We deveoped HPCToolkit to avoid these limitations and help us more easily gain insight into program performance. The result of our work was a set of useful tools that work on key platforms for high performance computing.
Approach
A program called hpcview is at the toolkit's center. It takes all of the processed profiles, and, under the direction of a configuration file, produces the browsable database. The hpcview user interface is a browser that allows one to easily go back and forth between data and source code. The `classic' interface is implemented in HTML, so it can be accessed both remotely and over the net using commodity browsers. (Open this screenshot in a new window.) There are panes that list the program's files, display source code, and present tables of performance data that can be sorted by each of the columns. We are in the prototype stages of developing another but similar interface. The Java-based hpcviewer will be able to to take advantage of databases that are much more compact and transferable than the current HTML ones.
The user interface presents performance data in a hierarchical display. At any time, you are looking at some program context (program, file, procedure, loop, or line). Also displayed is the data for both the parent and the children of the current context. Up and down arrows on the lines of the display are used to walk the hierarchy. In order to speed up top-down analysis, the interface also provides `flatten' and `un-flatten' buttons. Their icons hint at their function. `Flatten' modifies the hierarchy by removing non-leaf children of the current node and replacing them with the grandchildren. Unflatten reverses this. Since the tables are sorted, the flatten operation makes short work of diving into the program from the top to identify the most important files, procedures, loops and statements.
Performance data manipulated by hpcview can come from any source, as long as the profile data can be translated or saved directly to a standard, profile-like input format. To date, the principal sources of input data for hpcview have been hardware performance counter profiles. Such profiles are generated by setting up a hardware counter to monitor events of interest (e.g., primary cache misses), to generate a trap when the counter overflows, and then to histogram the program counter values at which these traps occur. SGI's ssrun along with Compaq's uprofile and dcpi utilities collect profiles this way on MIPS and Alpha platforms, respectively. papirun is a tool that can be used on Linux to collect profiles by sampling hardware performance counters. This tool uses UTK's PAPI library for access to hardware performance counters. papiprof is used to map profiles collected using papirun back to program source lines. papiprof is based on code from Curt Janssen's cprof/vprof profiler. hpcview and hpcviewer can be used to view profile-like data of any type, not just data sampled from hardware performance counters. For instance, we built a perl script that would examine assembly code generated by the SGI compilers for MIPS+Irix and create profiles that map register spills back to source code lines.
In addition to measured performance metrics, hpcview allows the user to define expressions to compute derived metrics as functions of the measured data and of previously-computed derived metrics.
To facilitate automation, the programs in the HPCToolkit are intended to be run using scripts and configuration files. Once these are set up, rerunning the program to collect new data, and all of the steps that go into generating a browsable dataset can be completely automated. The scripts automate the collection of data and conversion of profile data into a common, XML-based format.
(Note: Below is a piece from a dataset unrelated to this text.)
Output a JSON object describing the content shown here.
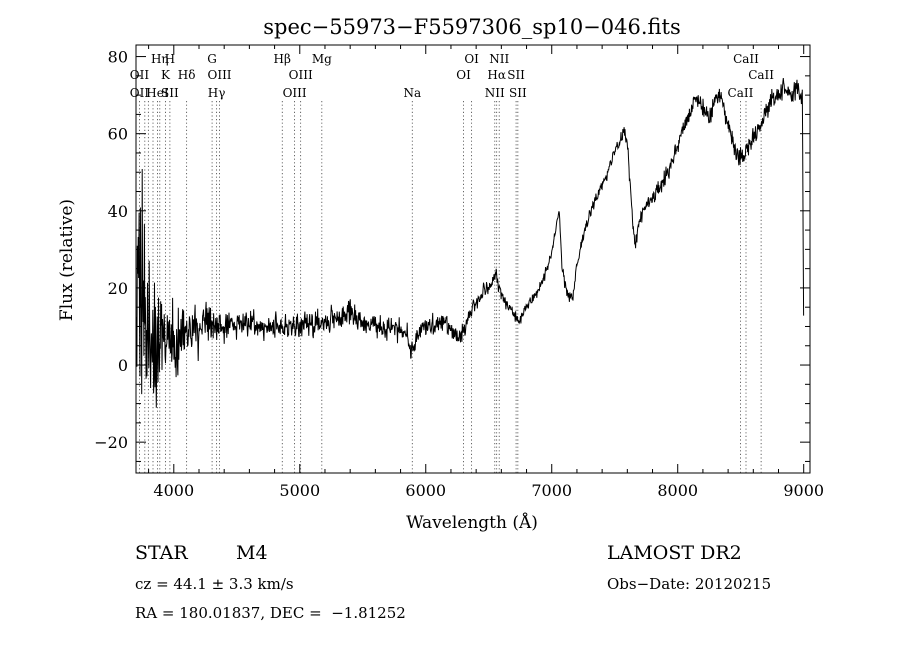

Profilers, e.g., prof -lines, will report results at the line, procedure, and program level, none of which are very good for performance tuning. To enable the aggregation at other levels, a program called bloop extracts the hierarchical structure of the program and of libraries from (unstripped, compiled -g/g3) binaries. Because it works on binaries, this process is independent of the language used (though in practice it can be somewhat compiler dependent).